The point is that "afterwards," even if entirely useless for its stated purpose, the surveillance infrastructure risks remaining present on millions of devices, ready to serve other ends. Its scope can be progressively extended over time — from coronavirus to other viruses, to other diseases — and gradually expanded, through successive automatic updates (as happens with the many apps on our smartphones), to cover other objectives (always in the public interest, of course). The very fact that there is so little awareness of how we wander unknowingly through a digital world for which we have no sensors makes this not a paranoid scenario but a plausible reality. To say nothing of our data potentially being sold for commercial purposes, given the enormous value it has acquired — above all for the major industrial groups working in Artificial Intelligence.

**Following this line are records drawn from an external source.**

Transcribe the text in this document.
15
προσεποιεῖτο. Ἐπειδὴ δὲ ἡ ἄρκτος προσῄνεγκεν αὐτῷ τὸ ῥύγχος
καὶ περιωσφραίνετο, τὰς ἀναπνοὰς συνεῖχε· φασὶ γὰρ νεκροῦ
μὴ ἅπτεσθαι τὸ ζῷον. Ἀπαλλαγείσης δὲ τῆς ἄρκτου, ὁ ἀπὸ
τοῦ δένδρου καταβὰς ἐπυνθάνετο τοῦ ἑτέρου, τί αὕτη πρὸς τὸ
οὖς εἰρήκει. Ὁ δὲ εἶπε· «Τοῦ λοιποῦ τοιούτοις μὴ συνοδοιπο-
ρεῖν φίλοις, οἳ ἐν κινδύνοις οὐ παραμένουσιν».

(from Fritz Lang's Metropolis, 1927)

And there is more. Some go so far as to argue: "a fifth of the population doesn't have or can't use a smartphone? Then let's give them a smartphone or an electronic bracelet that does everything automatically." I find myself wondering: would these people have cheered on the iceberg for making the passengers of the Titanic understand the importance of knowing how to swim? I am genuinely alarmed by people who express opinions of this kind. When one points out that this is hardly the best way to make all citizens digitally competent, they respond that such positions are Luddite — though the Luddites, it should be said, were expressing class struggle demands with solid foundations.

We need to understand that handing a weapon to a potential adversary in the belief that one can always persuade them not to use it is not a winning strategy when they hold more power. There is no point pretending otherwise: despite all the appeals to solidarity and goodwill, power conflicts exist. Those who have the power to do things and also have the means to do them will do them.

Some solutions must not be permitted. Full stop. Michel Foucault's analysis of "invisible surveillance" as a means of compelling the prisoner to internalise prison discipline is entirely applicable to this "digital surveillance" — a perfect incarnation, precisely because it is invisible, of the Panopticon, the ideal prison conceived in 1791 by Jeremy Bentham. It risks being the first step toward dystopian scenarios of wholly obedient, conformist citizens, as in the film Metropolis.

Addressing social problems through technological solutions rather than through political debate, the strengthening of public services (the only ones that need not be driven by profit), and the funding of evidence-based research and discussion into possible tools to help decide how to intervene — this is the most glaring manifestation of that "digital solutionism" that will kill democracy, if we do not push back.